I've been watching the prior authorization news for the last eighteen months with a feeling I can only describe as darkly validating. UnitedHealthcare eliminated PA requirements for 231 procedures. Cigna dropped PA for nearly 100 services. Gold card programs are auto-approving high-performing providers. CMS compressed standard PA turnaround from 14 days to 7. Fifty insurers signed a pledge to reduce PA volume. States are passing reform bills by the dozen.

All of it is about initiation. Getting the patient onto the therapy faster. Less friction at the front door. Politically popular, clinically defensible, long overdue. I don't disagree with any of it.

But here's what nobody is talking about: the PA was the only structured governance touchpoint most payers had on specialty therapy. It was blunt, slow, adversarial, and often clinically inappropriate. But it existed. When a biologic got approved, the PA process at least forced someone to document why. When that gate comes down, what's left? The prescription refills. The pharmacy dispenses. The claim pays. Month after month, with no structured reassessment, no documented clinical checkpoint, no independent verification that month fourteen still looks like month one.

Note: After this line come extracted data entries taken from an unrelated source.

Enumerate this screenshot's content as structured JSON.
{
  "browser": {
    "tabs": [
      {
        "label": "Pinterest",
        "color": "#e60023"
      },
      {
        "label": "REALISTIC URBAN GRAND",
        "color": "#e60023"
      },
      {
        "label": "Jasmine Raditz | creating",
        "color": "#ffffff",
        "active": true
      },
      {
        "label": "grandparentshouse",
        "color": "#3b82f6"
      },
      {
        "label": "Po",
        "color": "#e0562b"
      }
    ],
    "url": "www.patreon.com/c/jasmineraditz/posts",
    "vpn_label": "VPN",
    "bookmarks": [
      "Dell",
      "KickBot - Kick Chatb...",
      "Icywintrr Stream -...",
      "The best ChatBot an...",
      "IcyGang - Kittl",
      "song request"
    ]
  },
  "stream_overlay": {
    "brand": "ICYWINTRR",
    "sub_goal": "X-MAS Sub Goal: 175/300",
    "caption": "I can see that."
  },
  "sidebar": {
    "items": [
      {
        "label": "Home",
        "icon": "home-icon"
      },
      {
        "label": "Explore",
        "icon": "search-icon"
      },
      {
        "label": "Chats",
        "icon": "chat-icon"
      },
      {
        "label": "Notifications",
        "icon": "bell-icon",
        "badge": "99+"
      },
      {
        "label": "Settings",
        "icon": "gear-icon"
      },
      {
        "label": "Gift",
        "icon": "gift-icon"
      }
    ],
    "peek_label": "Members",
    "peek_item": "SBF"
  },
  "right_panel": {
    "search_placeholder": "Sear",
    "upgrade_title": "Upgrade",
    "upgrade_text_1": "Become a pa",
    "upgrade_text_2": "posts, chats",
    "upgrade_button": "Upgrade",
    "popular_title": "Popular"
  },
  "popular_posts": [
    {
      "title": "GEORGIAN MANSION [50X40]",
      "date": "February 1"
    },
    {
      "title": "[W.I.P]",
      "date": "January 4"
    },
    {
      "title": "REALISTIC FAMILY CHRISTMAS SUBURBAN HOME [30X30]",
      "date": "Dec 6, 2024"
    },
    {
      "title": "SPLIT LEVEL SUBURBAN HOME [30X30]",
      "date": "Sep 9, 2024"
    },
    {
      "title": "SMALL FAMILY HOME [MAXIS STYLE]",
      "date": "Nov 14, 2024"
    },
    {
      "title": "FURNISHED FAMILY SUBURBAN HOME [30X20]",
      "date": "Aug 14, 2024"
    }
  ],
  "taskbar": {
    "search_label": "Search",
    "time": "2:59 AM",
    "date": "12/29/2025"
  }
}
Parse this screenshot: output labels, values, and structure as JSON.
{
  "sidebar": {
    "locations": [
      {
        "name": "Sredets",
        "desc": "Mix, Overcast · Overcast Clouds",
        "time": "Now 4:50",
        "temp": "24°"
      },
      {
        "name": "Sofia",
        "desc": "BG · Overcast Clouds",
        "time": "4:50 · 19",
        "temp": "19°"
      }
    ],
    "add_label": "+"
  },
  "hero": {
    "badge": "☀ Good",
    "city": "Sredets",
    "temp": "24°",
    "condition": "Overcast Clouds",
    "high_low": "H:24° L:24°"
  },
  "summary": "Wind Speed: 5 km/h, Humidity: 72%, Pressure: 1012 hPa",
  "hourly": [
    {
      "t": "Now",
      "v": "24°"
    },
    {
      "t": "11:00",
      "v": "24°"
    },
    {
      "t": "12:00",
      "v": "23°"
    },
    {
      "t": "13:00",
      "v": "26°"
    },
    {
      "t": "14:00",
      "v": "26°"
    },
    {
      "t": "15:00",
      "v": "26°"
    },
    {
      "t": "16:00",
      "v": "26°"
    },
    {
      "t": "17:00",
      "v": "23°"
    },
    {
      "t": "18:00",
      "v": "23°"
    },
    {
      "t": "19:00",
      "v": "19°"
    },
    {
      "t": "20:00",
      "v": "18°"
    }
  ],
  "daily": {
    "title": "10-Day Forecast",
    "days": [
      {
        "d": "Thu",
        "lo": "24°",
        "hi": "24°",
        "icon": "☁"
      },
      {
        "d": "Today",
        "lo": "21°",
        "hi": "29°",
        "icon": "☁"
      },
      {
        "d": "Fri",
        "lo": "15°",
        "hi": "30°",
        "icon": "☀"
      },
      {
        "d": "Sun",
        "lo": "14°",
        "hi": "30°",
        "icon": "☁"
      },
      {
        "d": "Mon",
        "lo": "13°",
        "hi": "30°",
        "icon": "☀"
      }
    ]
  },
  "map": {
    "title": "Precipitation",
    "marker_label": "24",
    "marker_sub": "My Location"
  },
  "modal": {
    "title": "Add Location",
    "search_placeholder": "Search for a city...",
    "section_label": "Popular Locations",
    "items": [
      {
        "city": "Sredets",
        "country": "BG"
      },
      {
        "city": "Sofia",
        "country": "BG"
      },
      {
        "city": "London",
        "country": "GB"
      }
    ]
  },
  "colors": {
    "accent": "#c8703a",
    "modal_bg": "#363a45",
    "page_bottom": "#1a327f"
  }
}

The industry is solving the problem patients and providers hate, the front door friction, without building anything to replace the governance function that friction accidentally provided. They're tearing down the fence without asking what it was keeping in.

I built Cadence for the continuation layer before the PA conversation reached this pitch. Now the argument is simpler than it was two years ago. If you remove the only gate you had, the continuation layer isn't optional anymore. It's the only governance you've got left.

We watch the front door and ignore the living room. Every product I've built lives in the space between what gets approved and what actually happens after.

Sometime around the third product, I realized I was building the same thing over and over. Not the same tool. The same observation, applied to different populations and different cost centers, producing different operational layers that all live in the same structural gap.

Cadence exists because specialty pharmacy has aggressive initiation governance and zero continuation governance. Continuum, because SUD treatment has rigid intake protocols and no retention architecture. Caliber started when I realized claims had aggressive processing workflows but nobody verified the bill before it paid. Curated came from watching BH networks credential aggressively while measuring outcomes not at all. Waybright, from seeing maternity programs screen prenatally and then go silent on facility-level transparency. Compass, from watching VBC contracts get negotiated hard and modeled badly.

Every one of those has the same structure. Aggressive front door. Empty living room.

I didn't plan it that way. I built Cadence because I found the continuation gap in specialty pharmacy data and couldn't stop thinking about it. I built Continuum because I watched patients disappear from SUD treatment and realized nobody was tracking the silence. Each product felt like a separate insight at the time. It took four of them before the pattern became obvious enough to name.

Healthcare systems are extraordinarily good at gatekeeping. Prior authorization, step therapy, network credentialing, medical necessity review. The amount of energy and infrastructure devoted to the moment of initiation is immense. But the moment something clears the gate, the system relaxes. The therapy refills, the episode continues, the claim pays. And the space between initiation and outcome, where most of the money moves and most of the quality variance lives, is structurally unattended.

I don't think this is incompetence. I think it's a design artifact. The systems were built to say yes or no at the gate. Nobody designed the system that watches what happens after yes. That's the living room. I work there.